Какой поэт не огорчился бы, видя, что его брат пишет так же хорошо, как он? [А]
АДДИСОН испытал это болезненное и смешанное чувство в своем общении с ПОУПОМ, к чьей растущей славе он вскоре стал относиться слишком ревниво. [Б] Это было более нежно, но не менее остро ощутимо испанским художником КАСТИЛЬО, человеком, отличавшимся всяким любезным нравом. Он был великим художником Севильи; но когда ему показали некоторые картины его племянника МУРИЛЬО, он стоял в кротком изумлении перед ними и, отвернувшись, воскликнул со вздохом: «Yà murio Castillo!» — Кастильо больше нет! Вернувшись домой, пораженный гений отложил карандаш и чах в безнадежности. То же самое случилось с ПЬЕТРО ПЕРУДЖИНО, учителем Рафаэля, чей общий характер как художника был полностью затмен его прославленным учеником; однако, хотя его подлинные достоинства в легкости поз и мягкой грации женских лиц были обойдены вниманием, вполне вероятно, что сам Рафаэль мог уловить от них свои первые чувства идеальной красоты.
[Сноска А: Простой мотив всех этих антипатий еще более забавен, как сказано в этом двустишии того же стихотворения: —
«Если небеса одарили их таким гением, разве у меня нет причин ненавидеть их». — ИЗД.]
[Сноска Б: См. статью о Поупе и Аддисоне в «Quarrels of Authors».]
ГЛАВА XIV.
Отсутствие взаимного уважения среди людей гения часто проистекает из недостатка аналогичных идей. — Не всегда зависть или ревность побуждают людей гения недооценивать друг друга.
Среди людей гения это отсутствие взаимного уважения, обычно приписываемое зависти или ревности, часто проистекает из недостатка аналогичных идей или симпатии у сторон. На этом принципе можно объяснить несколько любопытных явлений в истории гения.
У каждого человека гения есть своя манера; образ мышления и привычка стиля, и он обычно судит о работе по тому, насколько она приближается к его собственной или отличается от нее. Когда один великий автор принижает другого, его принижение часто не имеет иного источника, кроме его собственного вкуса. Остроумный Коули презирал естественного Чосера; суровый классик Буало — грубую возвышенность Кребийона; утонченный Мариво — фамильярного Мольера.

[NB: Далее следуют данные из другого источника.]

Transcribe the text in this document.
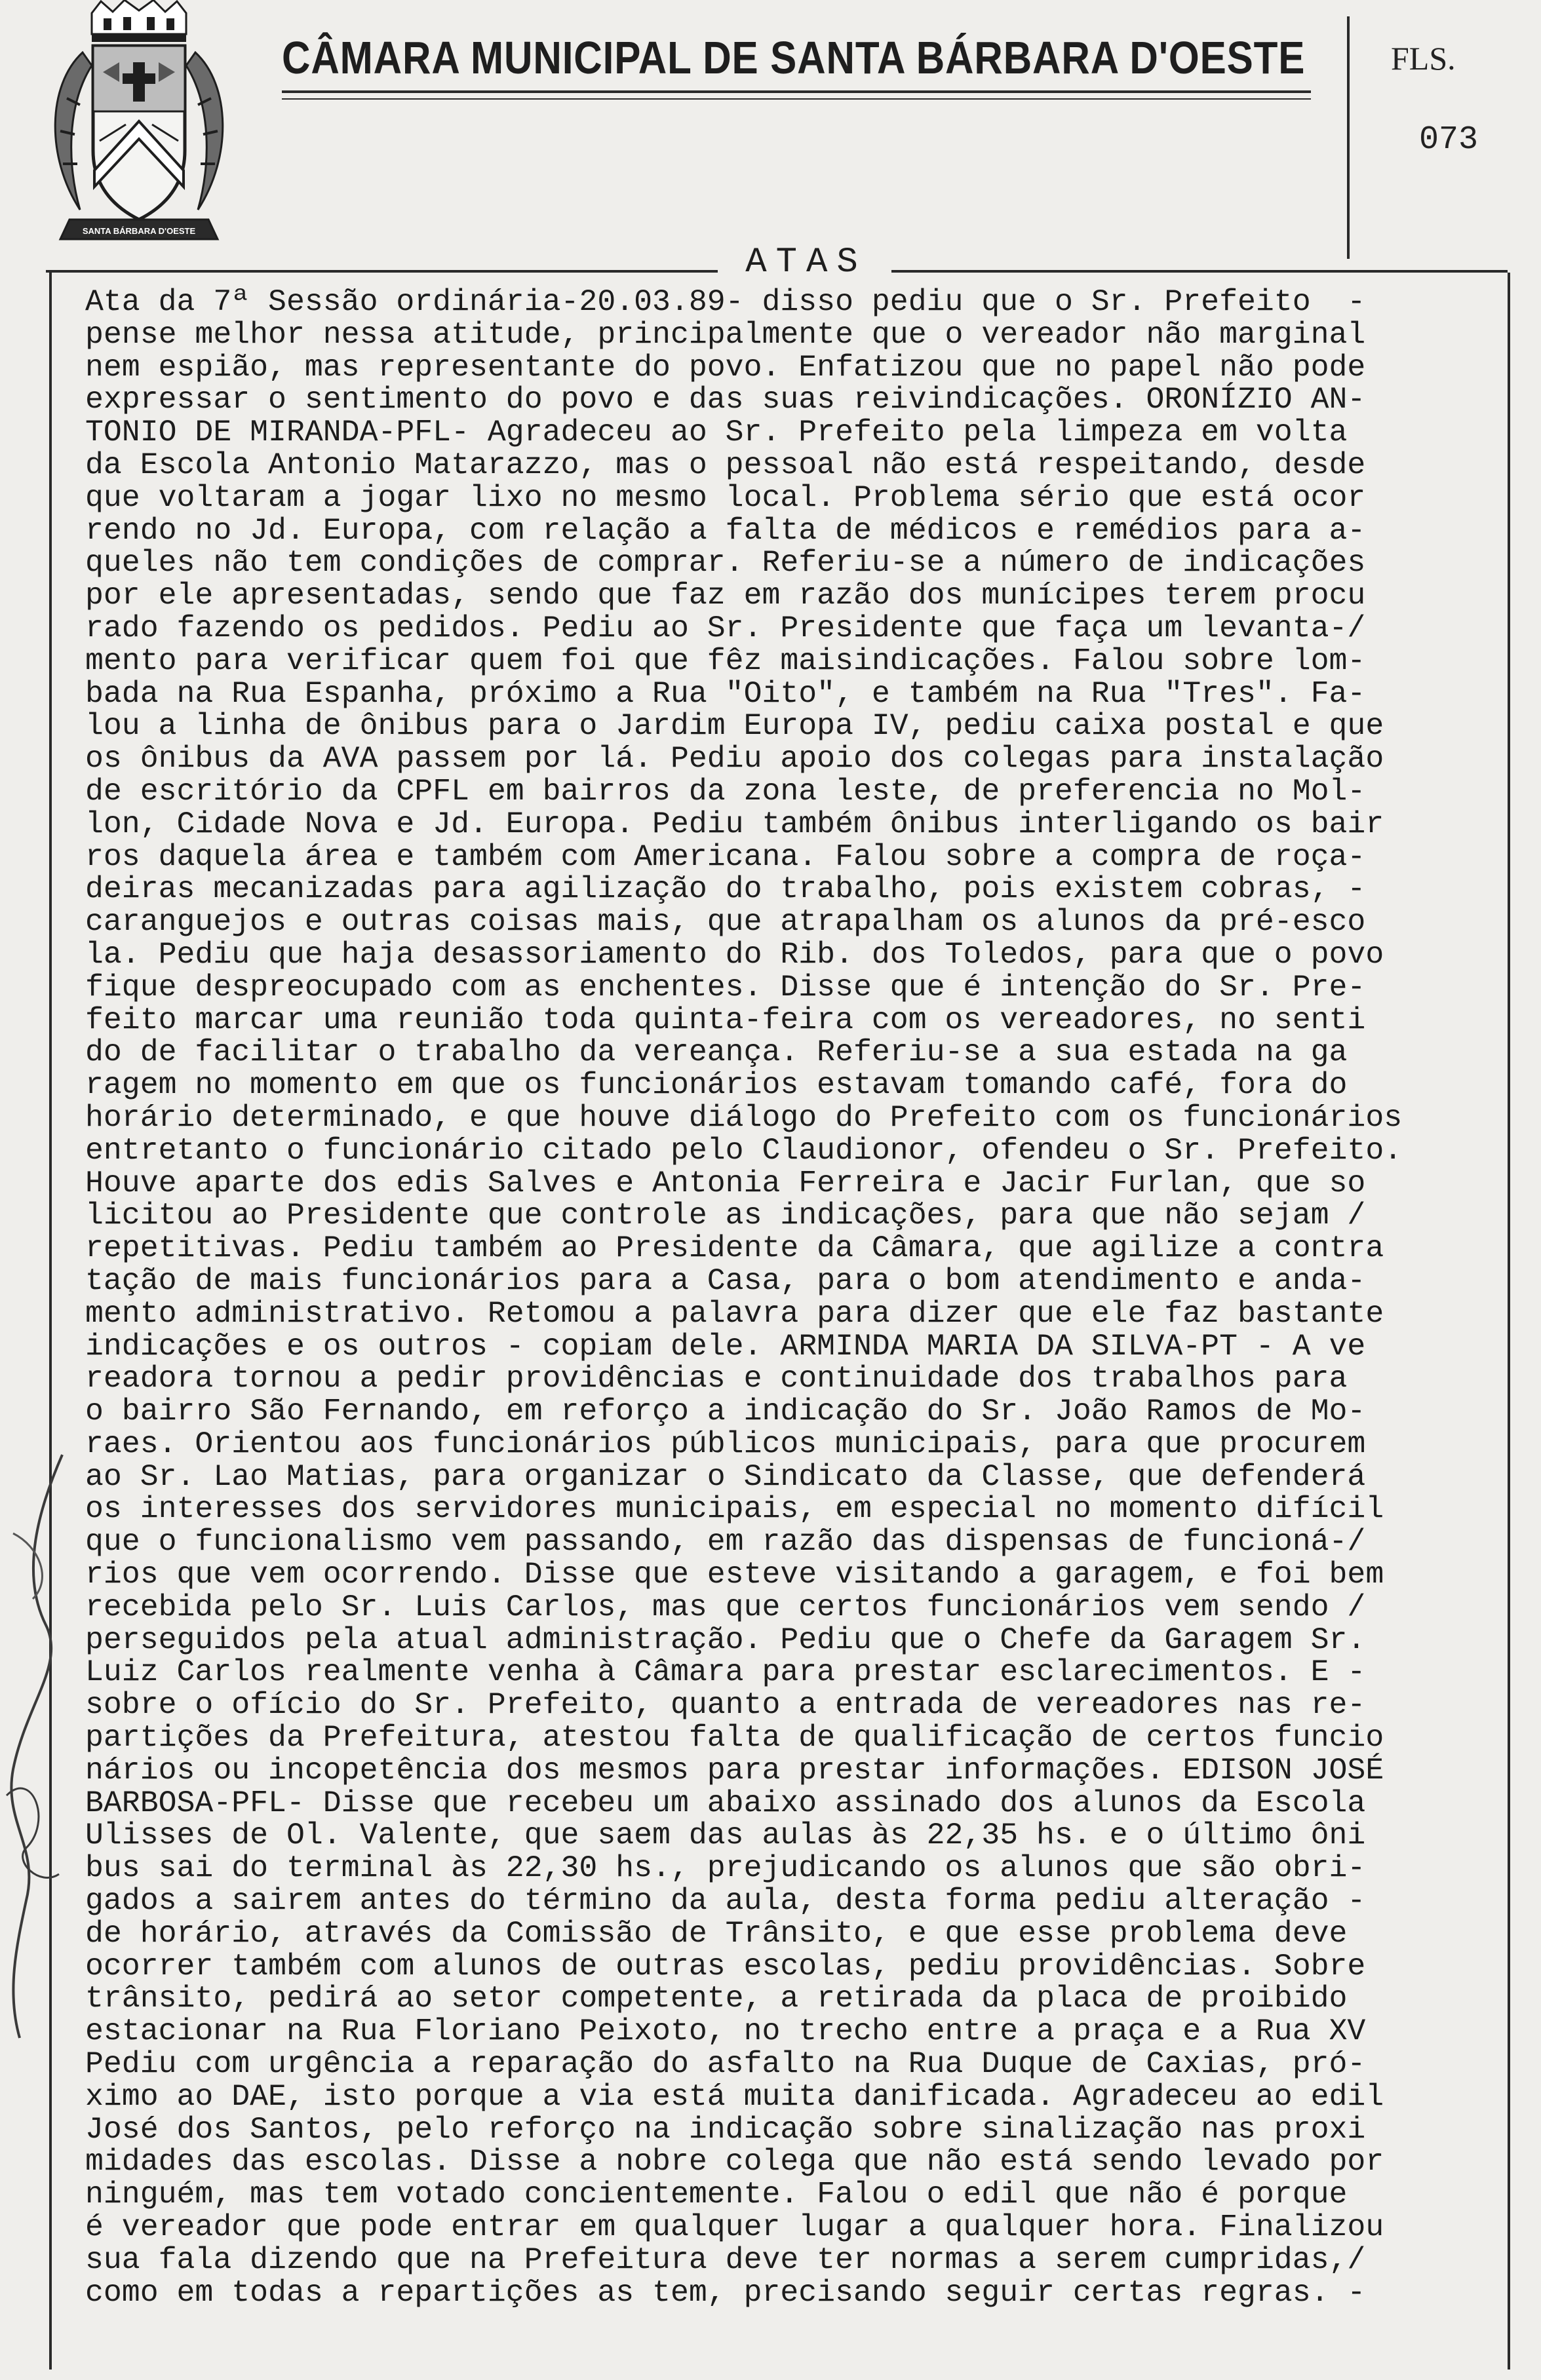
SANTA BÁRBARA D'OESTE
CÂMARA MUNICIPAL DE SANTA BÁRBARA D'OESTE	FLS.
073
ATAS
Ata da 7ª Sessão ordinária-20.03.89- disso pediu que o Sr. Prefeito  -
pense melhor nessa atitude, principalmente que o vereador não marginal
nem espião, mas representante do povo. Enfatizou que no papel não pode
expressar o sentimento do povo e das suas reivindicações. ORONÍZIO AN-
TONIO DE MIRANDA-PFL- Agradeceu ao Sr. Prefeito pela limpeza em volta
da Escola Antonio Matarazzo, mas o pessoal não está respeitando, desde
que voltaram a jogar lixo no mesmo local. Problema sério que está ocor
rendo no Jd. Europa, com relação a falta de médicos e remédios para a-
queles não tem condições de comprar. Referiu-se a número de indicações
por ele apresentadas, sendo que faz em razão dos munícipes terem procu
rado fazendo os pedidos. Pediu ao Sr. Presidente que faça um levanta-/
mento para verificar quem foi que fêz maisindicações. Falou sobre lom-
bada na Rua Espanha, próximo a Rua "Oito", e também na Rua "Tres". Fa-
lou a linha de ônibus para o Jardim Europa IV, pediu caixa postal e que
os ônibus da AVA passem por lá. Pediu apoio dos colegas para instalação
de escritório da CPFL em bairros da zona leste, de preferencia no Mol-
lon, Cidade Nova e Jd. Europa. Pediu também ônibus interligando os bair
ros daquela área e também com Americana. Falou sobre a compra de roça-
deiras mecanizadas para agilização do trabalho, pois existem cobras, -
caranguejos e outras coisas mais, que atrapalham os alunos da pré-esco
la. Pediu que haja desassoriamento do Rib. dos Toledos, para que o povo
fique despreocupado com as enchentes. Disse que é intenção do Sr. Pre-
feito marcar uma reunião toda quinta-feira com os vereadores, no senti
do de facilitar o trabalho da vereança. Referiu-se a sua estada na ga
ragem no momento em que os funcionários estavam tomando café, fora do
horário determinado, e que houve diálogo do Prefeito com os funcionários
entretanto o funcionário citado pelo Claudionor, ofendeu o Sr. Prefeito.
Houve aparte dos edis Salves e Antonia Ferreira e Jacir Furlan, que so
licitou ao Presidente que controle as indicações, para que não sejam /
repetitivas. Pediu também ao Presidente da Câmara, que agilize a contra
tação de mais funcionários para a Casa, para o bom atendimento e anda-
mento administrativo. Retomou a palavra para dizer que ele faz bastante
indicações e os outros - copiam dele. ARMINDA MARIA DA SILVA-PT - A ve
readora tornou a pedir providências e continuidade dos trabalhos para
o bairro São Fernando, em reforço a indicação do Sr. João Ramos de Mo-
raes. Orientou aos funcionários públicos municipais, para que procurem
ao Sr. Lao Matias, para organizar o Sindicato da Classe, que defenderá
os interesses dos servidores municipais, em especial no momento difícil
que o funcionalismo vem passando, em razão das dispensas de funcioná-/
rios que vem ocorrendo. Disse que esteve visitando a garagem, e foi bem
recebida pelo Sr. Luis Carlos, mas que certos funcionários vem sendo /
perseguidos pela atual administração. Pediu que o Chefe da Garagem Sr.
Luiz Carlos realmente venha à Câmara para prestar esclarecimentos. E -
sobre o ofício do Sr. Prefeito, quanto a entrada de vereadores nas re-
partições da Prefeitura, atestou falta de qualificação de certos funcio
nários ou incopetência dos mesmos para prestar informações. EDISON JOSÉ
BARBOSA-PFL- Disse que recebeu um abaixo assinado dos alunos da Escola
Ulisses de Ol. Valente, que saem das aulas às 22,35 hs. e o último ôni
bus sai do terminal às 22,30 hs., prejudicando os alunos que são obri-
gados a sairem antes do término da aula, desta forma pediu alteração -
de horário, através da Comissão de Trânsito, e que esse problema deve
ocorrer também com alunos de outras escolas, pediu providências. Sobre
trânsito, pedirá ao setor competente, a retirada da placa de proibido
estacionar na Rua Floriano Peixoto, no trecho entre a praça e a Rua XV
Pediu com urgência a reparação do asfalto na Rua Duque de Caxias, pró-
ximo ao DAE, isto porque a via está muita danificada. Agradeceu ao edil
José dos Santos, pelo reforço na indicação sobre sinalização nas proxi
midades das escolas. Disse a nobre colega que não está sendo levado por
ninguém, mas tem votado concientemente. Falou o edil que não é porque
é vereador que pode entrar em qualquer lugar a qualquer hora. Finalizou
sua fala dizendo que na Prefeitura deve ter normas a serem cumpridas,/
como em todas a repartições as tem, precisando seguir certas regras. -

Филдинг высмеивал Ричардсона, чья манера так сильно контрастировала с его собственной; а Ричардсон презирал Филдинга и заявлял, что он не продержится долго. Камберленд избежал приступа непрощения, не дожив до того, чтобы прочитать свою собственную характеристику от епископа Уотсона, чей логический ум судил о легких элегантностях этого утонченного человека по своему собственному энергичному гению, лишенному прекрасного во вкусе. В груди Джонсона не было зависти, когда он советовал миссис Трейл не покупать «Письма Грея» как пустяковые и скучные, не больше, чем ее не было в самом Грее, когда он принизил поэтический характер Шенстона и обесценил его простоту и чистоту чувств образом насмешливого презрения. Я слышал, что УИЛКС, простой остроумец и элегантный ученый, имел обыкновение обращаться с ГИББОНОМ как с простым составителем книг; и применил к этому философическому историку стих, которым Вольтер описал с такой едкой шутливостью гений аббата Трабле —
Он компилировал, компилировал, компилировал.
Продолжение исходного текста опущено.